Il m’a pourtant écrit encore, parce que je n’ai rien déchiré en prenant ce troisième billet, et que je lui ai jeté un coup d’œil, qui ne marquait pas de colère. J’ai en vérité eu peur qu’un si aimable jeune homme ne se fît du mal par désespoir. Il m’en remercie dans son quatrième billet, que je garde aussi.
Un autre adorateur de mes charmes appétissants (c’est le terme qu’il emploie), est le parfait opposé de celui-ci: j’avouerai que si son mérite était uni à celui du page, je serais toute déterminée. Figure-toi un gros homme rond, tout d’or des pieds à la tête; ayant une figure rouge et fraîche, malgré qu’elle date de cinquante ans, et un ventre comme une demi-tonne de bourgogne. Il m’a aussi envoyé de son style: Je ne sais comme les femmes de ce pays-ci le trouvent; mais pour moi, sans m’y connaître beaucoup, je présume qu’il doit leur paraître très persuasif.

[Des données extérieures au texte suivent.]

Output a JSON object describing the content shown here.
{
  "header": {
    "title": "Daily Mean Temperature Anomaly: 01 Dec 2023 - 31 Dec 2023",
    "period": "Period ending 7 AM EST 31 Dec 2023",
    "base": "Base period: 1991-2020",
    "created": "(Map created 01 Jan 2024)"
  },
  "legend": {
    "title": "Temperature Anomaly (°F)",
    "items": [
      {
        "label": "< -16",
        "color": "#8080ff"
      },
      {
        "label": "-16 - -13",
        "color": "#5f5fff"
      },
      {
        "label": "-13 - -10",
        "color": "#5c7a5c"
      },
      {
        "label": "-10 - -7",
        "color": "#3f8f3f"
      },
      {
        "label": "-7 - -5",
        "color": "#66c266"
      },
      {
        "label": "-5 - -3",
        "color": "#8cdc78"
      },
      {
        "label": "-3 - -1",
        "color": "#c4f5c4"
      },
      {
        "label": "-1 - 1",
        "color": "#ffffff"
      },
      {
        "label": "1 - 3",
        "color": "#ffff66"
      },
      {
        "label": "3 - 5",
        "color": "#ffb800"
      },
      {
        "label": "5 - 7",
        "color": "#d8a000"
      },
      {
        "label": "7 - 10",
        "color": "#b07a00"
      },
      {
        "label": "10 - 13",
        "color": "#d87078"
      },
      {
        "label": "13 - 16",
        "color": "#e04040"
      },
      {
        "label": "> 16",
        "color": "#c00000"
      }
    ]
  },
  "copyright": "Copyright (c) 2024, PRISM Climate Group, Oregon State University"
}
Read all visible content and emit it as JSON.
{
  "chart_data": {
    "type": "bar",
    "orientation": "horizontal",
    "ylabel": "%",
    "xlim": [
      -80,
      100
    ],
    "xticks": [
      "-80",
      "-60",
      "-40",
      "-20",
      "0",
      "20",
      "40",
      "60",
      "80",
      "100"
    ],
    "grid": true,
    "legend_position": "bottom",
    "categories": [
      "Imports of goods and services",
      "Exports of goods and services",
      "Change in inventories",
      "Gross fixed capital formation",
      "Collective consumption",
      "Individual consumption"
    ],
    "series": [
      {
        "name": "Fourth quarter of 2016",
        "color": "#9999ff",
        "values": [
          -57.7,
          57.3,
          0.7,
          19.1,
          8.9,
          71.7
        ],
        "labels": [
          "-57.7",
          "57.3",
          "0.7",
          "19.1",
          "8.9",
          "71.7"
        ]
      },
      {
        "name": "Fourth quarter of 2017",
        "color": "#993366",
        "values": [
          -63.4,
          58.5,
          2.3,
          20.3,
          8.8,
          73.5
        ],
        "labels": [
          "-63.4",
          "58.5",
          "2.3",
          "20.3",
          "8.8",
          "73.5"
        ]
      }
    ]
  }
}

Premier billet du financier.
Vous êtes adorable, mademoiselle; et quoique je le sache très bien, j’imagine que vous le savez encore mieux. Cependant, je le sais, pour ma partie, aussi bien qu’il est possible; et la preuve, c’est la manière dont je vais vous apprécier: je vous ferai douze mille livres de rentes, assurées pour toujours, et je vous en donnerai quarante par an, tant que vous voudrez vivre avec moi. Je ne sais qui vous êtes; mais votre mine est diablement éveillée! Cependant, je ne crois pas que vous ayez encore eu plus d’un amant ou deux; je vois cela au peu d’assurance de vos regards. Vous êtes ce qu’il me faut, je n’aime pas à briser la glace, pas plus qu’à avoir une femme si courue, qu’on ne puisse être sûr de la garder huit jours: je veux être constant; c’est ma manie à moi. Vous êtes charmante! Et je ne doute pas que vous ne fassiez de brillantes conquêtes: c’est ce qui me fait me dépêcher de vous prendre; la foule pourrait y venir, si vous étiez plus connue. Au premier signe de bienveillance de votre part, je suis à vos ordres. On ne doit rien ménager pour la beauté, dût-on, pour l’enrichir et satisfaire ses caprices, piller et voler tout le monde.